Vale lembrar que a nação é uma representação cultural, política e social que surge na Europa a partir do fim do século XVIII e que se constitui efetivamente em uma “comunidade política imaginada”. Nesse processo de construção histórica, a relação etnográfica entre o velho e o novo, o passado e o presente, a tradição e a modernidade é uma constante e se reveste de importância, portanto fundamental. Assim como o Estado-nação procura delimitar e zelar por suas fronteiras geopolíticas, ele também se empenha em demarcar suas fronteiras culturais, estabelecendo o que faz e o que não faz parte da nação. Através desse processo se constrói uma identidade nacional que procura dar uma imagem à comunidade abrangida por ela. Nesse sentido o processo de consolidação dos Estados-nações é extremamente recente, mesmo em sociedades que atualmente parecem ser bem integradas. De outra parte, há casos em que uma mesma sociedade é representada como se fosse dividida em duas grandes regiões antagônicas. Um ponto de referência para elucidar a questão é o processo de unificação nacional que acompanha a formação do Estado e que, além de centralizar o poder, tem se demonstrado contrário à manutenção das diversidades regionais e culturais.
O regionalismo, nessa perspectiva, desvinculando a parte do todo, pode ser encarado como um “campo de forças” nos quais grupos com diferentes posições e interesses se enfrentam. Neste sentido, as lutas a propósito da identidade regional se constituem num caso particular de lutas de classificação, lutas pelo monopólio de impor a definição legítima da di-visão do mundo social. Além disso, a construção social da memória se reveste de importância fundamental. Maurice Halbwachs demonstra como a memória pessoal está ligada à memória grupal, e esta por sua vez à memória coletiva de cada sociedade que poderia ser chamada de tradição. Na medida em que a nação era vista como a forma aparentemente acabada de um grupo, a memória nacional representaria a forma mais completa de uma memória coletiva.  Mas não se constitui como fato empiricamente demonstrável, uma vez que a problemática da nação e da tradição permanece inoperável, num mundo que tende a se tornar uma “aldeia global”. Mas só aparentemente quando as pessoas continuam a nascer num determinado país e região, a falar sua língua, a adquirir seus costumes, a se identificar com seus símbolos e valores, a torcer por suas seleções nacionais de esportes, a respeitar sua bandeira e a serem convocados para defender as fronteiras da pátria e morrer pela honra nacional.

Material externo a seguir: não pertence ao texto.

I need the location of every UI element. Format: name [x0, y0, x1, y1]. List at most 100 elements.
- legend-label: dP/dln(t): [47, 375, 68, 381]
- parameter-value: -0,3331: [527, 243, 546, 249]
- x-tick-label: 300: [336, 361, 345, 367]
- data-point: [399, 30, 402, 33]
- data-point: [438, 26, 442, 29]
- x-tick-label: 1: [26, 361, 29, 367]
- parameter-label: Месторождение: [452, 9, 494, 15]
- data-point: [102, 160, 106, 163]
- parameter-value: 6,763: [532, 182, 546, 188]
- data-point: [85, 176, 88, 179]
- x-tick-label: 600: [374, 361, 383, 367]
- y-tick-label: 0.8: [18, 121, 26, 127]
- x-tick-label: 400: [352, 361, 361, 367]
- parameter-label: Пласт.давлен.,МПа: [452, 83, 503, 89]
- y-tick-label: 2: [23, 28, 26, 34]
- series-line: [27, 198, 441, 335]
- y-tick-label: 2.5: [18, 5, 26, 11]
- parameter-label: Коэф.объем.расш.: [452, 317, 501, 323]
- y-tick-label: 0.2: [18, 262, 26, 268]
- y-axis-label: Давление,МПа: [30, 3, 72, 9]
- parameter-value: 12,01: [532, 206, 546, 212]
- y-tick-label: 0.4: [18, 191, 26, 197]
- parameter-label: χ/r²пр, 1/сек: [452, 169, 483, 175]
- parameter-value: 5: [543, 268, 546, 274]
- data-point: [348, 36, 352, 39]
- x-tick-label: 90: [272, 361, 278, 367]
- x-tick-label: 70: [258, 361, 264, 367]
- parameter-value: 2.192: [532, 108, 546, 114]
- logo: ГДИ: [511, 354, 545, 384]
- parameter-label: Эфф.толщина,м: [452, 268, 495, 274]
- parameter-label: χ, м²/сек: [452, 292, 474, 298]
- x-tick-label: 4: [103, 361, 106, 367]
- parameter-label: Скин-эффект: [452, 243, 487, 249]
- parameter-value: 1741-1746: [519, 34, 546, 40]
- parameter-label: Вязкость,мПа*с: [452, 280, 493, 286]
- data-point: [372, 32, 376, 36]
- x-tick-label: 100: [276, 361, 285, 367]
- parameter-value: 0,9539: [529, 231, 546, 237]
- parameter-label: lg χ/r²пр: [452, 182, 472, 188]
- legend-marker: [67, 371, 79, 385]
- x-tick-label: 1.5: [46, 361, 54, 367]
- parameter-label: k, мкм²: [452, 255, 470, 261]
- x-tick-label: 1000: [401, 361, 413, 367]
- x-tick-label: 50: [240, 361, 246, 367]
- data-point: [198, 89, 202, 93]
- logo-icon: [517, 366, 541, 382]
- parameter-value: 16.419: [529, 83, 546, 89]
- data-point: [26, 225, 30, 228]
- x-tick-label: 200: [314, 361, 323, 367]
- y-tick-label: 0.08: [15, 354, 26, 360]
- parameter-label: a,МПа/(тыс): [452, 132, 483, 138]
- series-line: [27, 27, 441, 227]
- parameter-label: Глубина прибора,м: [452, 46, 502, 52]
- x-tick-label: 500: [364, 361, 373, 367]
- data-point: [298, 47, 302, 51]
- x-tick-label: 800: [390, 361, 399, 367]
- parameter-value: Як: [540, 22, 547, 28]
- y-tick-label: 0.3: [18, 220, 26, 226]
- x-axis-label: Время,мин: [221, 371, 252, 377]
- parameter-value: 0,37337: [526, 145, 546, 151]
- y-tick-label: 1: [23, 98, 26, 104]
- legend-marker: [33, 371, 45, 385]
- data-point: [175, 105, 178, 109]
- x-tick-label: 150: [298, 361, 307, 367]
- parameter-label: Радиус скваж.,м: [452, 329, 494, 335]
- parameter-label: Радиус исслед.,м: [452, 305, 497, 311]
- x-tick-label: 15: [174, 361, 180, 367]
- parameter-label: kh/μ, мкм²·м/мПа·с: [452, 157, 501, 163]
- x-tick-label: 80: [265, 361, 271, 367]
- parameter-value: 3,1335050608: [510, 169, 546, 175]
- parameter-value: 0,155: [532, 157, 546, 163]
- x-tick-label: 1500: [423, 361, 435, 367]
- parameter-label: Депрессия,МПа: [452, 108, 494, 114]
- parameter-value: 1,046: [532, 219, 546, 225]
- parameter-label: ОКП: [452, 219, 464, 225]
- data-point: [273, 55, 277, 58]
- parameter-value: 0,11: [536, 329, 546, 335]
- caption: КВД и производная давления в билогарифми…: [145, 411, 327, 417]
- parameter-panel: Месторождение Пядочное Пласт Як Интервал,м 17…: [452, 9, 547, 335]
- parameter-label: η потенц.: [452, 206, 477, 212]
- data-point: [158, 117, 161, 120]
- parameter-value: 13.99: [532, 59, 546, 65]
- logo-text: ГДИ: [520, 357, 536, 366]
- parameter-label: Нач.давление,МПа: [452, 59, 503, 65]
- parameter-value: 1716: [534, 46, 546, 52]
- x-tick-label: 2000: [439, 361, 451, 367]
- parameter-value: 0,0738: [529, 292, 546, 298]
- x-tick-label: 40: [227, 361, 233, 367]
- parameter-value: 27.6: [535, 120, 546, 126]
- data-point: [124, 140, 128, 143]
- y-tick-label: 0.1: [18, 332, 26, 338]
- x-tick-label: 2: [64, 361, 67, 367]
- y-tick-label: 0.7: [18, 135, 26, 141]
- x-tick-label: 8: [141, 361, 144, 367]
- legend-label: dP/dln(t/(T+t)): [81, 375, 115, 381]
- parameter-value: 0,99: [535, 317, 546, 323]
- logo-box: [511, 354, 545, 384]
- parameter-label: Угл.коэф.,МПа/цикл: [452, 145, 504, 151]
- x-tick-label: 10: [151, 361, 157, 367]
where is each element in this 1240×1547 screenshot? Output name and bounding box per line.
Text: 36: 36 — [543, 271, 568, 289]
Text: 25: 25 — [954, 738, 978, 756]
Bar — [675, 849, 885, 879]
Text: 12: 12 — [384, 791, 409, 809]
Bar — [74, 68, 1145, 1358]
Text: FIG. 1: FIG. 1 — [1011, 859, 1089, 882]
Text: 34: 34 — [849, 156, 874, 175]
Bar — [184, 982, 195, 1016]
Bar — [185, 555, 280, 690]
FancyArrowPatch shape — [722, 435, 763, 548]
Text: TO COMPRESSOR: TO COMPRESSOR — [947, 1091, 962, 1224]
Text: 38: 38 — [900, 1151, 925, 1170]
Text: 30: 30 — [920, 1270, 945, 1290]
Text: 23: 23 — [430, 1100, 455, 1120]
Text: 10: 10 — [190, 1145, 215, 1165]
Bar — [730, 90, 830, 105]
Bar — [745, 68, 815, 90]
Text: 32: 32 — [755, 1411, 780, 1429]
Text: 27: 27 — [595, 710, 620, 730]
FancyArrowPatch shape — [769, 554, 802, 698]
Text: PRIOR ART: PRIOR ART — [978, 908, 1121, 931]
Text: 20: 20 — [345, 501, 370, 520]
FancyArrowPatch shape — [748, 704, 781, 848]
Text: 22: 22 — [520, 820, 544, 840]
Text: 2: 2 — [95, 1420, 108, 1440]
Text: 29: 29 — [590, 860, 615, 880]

Assim, constatada a existência de uma concepção e de vasto referencial historiográfico com definida fundamentação ideológica, pressupostos teóricos, objetos, metodologia e resultados cognitivos relevantes e influentes em momentos posteriores da ciência social brasileira e do “culto à memória nacional”, equacionar como e por que se construiu o discurso historiográfico, como se manipulou as fontes documentais, qual a interpretação da história do Brasil que lhe foi consequente e que articulação teve com o quadro histórico em que foi gerado? Particularmente, mas não apenas, na conjuntura histórica que se estende de 1838 a 1854. Daí que do ponto de vista ideológico a questão da unidade nacional, consolidada graças à institucionalização aparentemente “bem-sucedida”, do ângulo da hegemonia sócio-política no Segundo Reinado (1840-1889), existem na historiografia brasileira contemporânea, particularmente, três tipos de teses acadêmicas.

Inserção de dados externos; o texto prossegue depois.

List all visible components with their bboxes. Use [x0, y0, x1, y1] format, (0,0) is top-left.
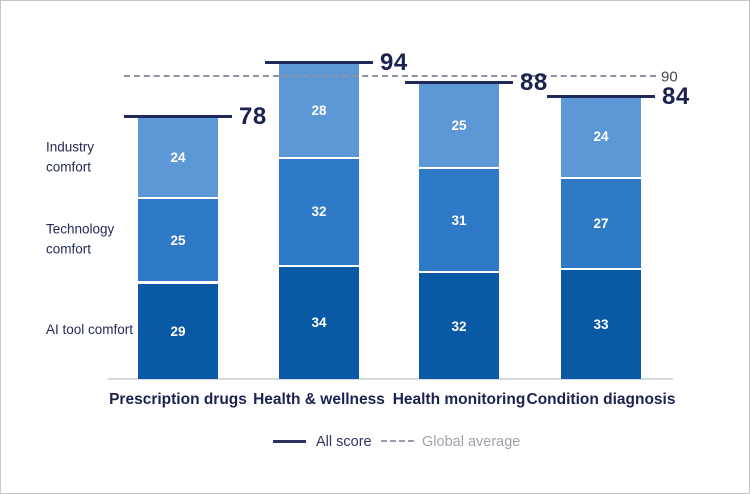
segment-technology-comfort-health-monitoring: 31: [419, 167, 499, 272]
total-score-label-health-monitoring: 88: [520, 69, 548, 97]
total-score-label-condition-diagnosis: 84: [662, 82, 690, 110]
global-average-line: [124, 75, 656, 77]
score-line-prescription-drugs: [124, 114, 232, 118]
global-average-value: 90: [661, 68, 678, 86]
legend-global-average-line-swatch: [381, 440, 414, 442]
segment-ai-tool-comfort-condition-diagnosis: 33: [561, 268, 641, 379]
category-label-condition-diagnosis: Condition diagnosis: [526, 391, 676, 408]
segment-ai-tool-comfort-health-wellness: 34: [279, 264, 359, 379]
segment-ai-tool-comfort-health-monitoring: 32: [419, 271, 499, 379]
score-line-health-wellness: [265, 61, 373, 64]
total-score-label-prescription-drugs: 78: [239, 102, 267, 130]
segment-technology-comfort-condition-diagnosis: 27: [561, 177, 641, 269]
segment-technology-comfort-health-wellness: 32: [279, 157, 359, 265]
segment-industry-comfort-health-wellness: 28: [279, 63, 359, 158]
score-line-condition-diagnosis: [547, 94, 655, 98]
category-label-prescription-drugs: Prescription drugs: [109, 391, 247, 408]
category-label-health-monitoring: Health monitoring: [392, 391, 526, 408]
total-score-label-health-wellness: 94: [380, 49, 408, 76]
row-label-ai-tool-comfort: AI tool comfort: [46, 322, 134, 338]
segment-ai-tool-comfort-prescription-drugs: 29: [138, 281, 218, 379]
row-label-industry-comfort: Industry comfort: [46, 139, 95, 175]
segment-technology-comfort-prescription-drugs: 25: [138, 197, 218, 282]
legend-all-score-label: All score: [316, 434, 372, 450]
segment-industry-comfort-prescription-drugs: 24: [138, 116, 218, 198]
segment-industry-comfort-health-monitoring: 25: [419, 83, 499, 168]
category-label-health-wellness: Health & wellness: [253, 391, 385, 408]
legend-all-score-line-swatch: [273, 440, 306, 443]
segment-industry-comfort-condition-diagnosis: 24: [561, 96, 641, 178]
score-line-health-monitoring: [405, 81, 513, 85]
legend-global-average-label: Global average: [422, 434, 521, 450]
x-axis-line: [108, 378, 673, 380]
row-label-technology-comfort: Technology comfort: [46, 221, 115, 257]
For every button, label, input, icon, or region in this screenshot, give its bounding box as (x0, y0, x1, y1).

Em primeiro lugar as tradicionalmente inspiradas pelo nacionalismo e enraizadas no próprio século XIX, têm como preocupação maior a justificação e o elogio da fórmula política encontrada com a Maioridade; em segundo lugar, as análises neomarxistas, em graus variáveis, procuram associar a centralização do Segundo Reinado e a unidade do país à ação (ou reação) da classe dominante rural pragmática contra as tendências centrífugas, sobretudo pelo que estas pudessem significar de risco para o statu quo escravista; em terceiro lugar, as de inspiração weberiana, que por sua vez, apontam para a formação de um “estamento burocrático” com finalidades próprias e que acabaria por manipular ao seu talante as frações das classes sociais, jogando com seus interesses complementares e contraditórios. Quer designemos a questão da consolidação do Estado nacional pelos nomes de “projeto político regressista”, “tempo Saquarema” ou “ação política do liberalismo doutrinário”, o fato central está em que este o supunha a afirmação de uma cultura nacional por meio - naturalmente, não fosse à época historicista - do culto e da criação de uma memória nacional. 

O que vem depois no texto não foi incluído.